Imagine thinking your 5–6% SIA or REIT yield makes you safe, then finding out MAS forecasters now see inflation closer to 2% plus, not the sleepy 1% you were planning around. In this episode, I walk through how that new inflation path and higher odds of MAS tightening quietly cut your real return, and why a 4.7% yield is now a floor, not a destination for CPF and SRS investors.
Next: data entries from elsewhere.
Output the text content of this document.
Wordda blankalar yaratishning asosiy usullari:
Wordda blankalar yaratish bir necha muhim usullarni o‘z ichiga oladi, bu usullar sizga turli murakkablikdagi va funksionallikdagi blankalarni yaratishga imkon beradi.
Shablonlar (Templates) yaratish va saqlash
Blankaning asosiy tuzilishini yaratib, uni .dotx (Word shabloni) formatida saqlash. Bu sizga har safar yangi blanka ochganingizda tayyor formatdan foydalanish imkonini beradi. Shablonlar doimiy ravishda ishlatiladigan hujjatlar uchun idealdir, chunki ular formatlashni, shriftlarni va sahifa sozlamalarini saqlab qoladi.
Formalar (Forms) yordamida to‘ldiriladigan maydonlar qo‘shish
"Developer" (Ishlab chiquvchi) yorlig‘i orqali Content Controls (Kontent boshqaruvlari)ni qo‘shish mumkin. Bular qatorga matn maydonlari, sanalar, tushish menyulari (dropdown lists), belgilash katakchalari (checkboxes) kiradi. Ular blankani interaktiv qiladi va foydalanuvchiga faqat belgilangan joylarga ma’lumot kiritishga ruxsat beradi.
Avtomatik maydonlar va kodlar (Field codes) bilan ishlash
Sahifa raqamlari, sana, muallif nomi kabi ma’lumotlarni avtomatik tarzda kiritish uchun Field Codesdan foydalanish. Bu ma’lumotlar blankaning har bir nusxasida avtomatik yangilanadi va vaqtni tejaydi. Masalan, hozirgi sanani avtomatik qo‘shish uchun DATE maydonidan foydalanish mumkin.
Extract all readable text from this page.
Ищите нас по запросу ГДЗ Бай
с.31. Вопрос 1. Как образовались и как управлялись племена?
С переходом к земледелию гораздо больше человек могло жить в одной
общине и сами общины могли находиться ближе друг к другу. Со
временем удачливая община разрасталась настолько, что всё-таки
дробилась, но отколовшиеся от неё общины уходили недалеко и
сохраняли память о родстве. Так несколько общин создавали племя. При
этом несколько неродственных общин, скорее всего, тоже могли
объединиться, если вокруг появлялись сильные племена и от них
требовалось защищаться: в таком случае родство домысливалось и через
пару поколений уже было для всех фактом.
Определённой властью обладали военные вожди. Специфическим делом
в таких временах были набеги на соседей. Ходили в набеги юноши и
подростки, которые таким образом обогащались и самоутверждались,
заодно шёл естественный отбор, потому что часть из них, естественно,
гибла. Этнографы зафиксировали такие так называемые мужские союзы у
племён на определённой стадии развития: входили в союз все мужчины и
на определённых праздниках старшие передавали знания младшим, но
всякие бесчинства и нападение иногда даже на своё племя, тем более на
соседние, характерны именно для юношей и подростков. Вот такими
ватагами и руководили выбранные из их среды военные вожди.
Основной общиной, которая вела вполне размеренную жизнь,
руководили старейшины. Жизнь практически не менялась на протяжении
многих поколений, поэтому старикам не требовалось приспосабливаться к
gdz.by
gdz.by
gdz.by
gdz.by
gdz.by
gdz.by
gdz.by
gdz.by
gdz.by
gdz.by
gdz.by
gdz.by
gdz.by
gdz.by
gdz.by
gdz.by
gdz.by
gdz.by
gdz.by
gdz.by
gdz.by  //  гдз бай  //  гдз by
We also talk about the hidden hit to overseas-heavy REITs when a stronger Singapore dollar shrinks foreign rental income, and what that means if your Bedok retirement plan is built on “safe” blue-chip distributions.
Key takeaways:
Your 5–6% headline yield can drop to ~3% after inflation eats the rest
Higher MAS inflation forecasts and tightening odds squeeze REIT valuations and DPUs
A 4.7% yield is now a forensic minimum, not a comfortable retirement target
Stronger SGD means overseas REIT income shrinks when translated back to Singapore dollars
Iggy’s Forensic Disclaimer
This content is produced for educational and informational purposes only. I am not a financial advisor — I am a retail investor who applies forensic analysis to my own portfolio and shares that process publicly. Nothing here constitutes a recommendation to buy, sell, or hold any security, and no specific target prices or personalised financial advice are offered. Stocks assessed under Iggy’s Forensic Yield Standard are benchmarked against a 4.7% minimum yield hurdle; stocks flagged as Growth Watch fall below this threshold but demonstrate clean balance sheet metrics and an identifiable growth catalyst — these carry a materially different risk profile and are not suitable as yield replacements for income-dependent investors. All data is sourced from public filings and verified sources; where data is unverified it is explicitly flagged. All investments carry risk, including the potential loss of principal, and past performance is not indicative of future results. If you are making investment decisions involving CPF, SRS, or personal capital, please conduct your own due diligence or consult a MAS-licensed financial adviser before committing funds.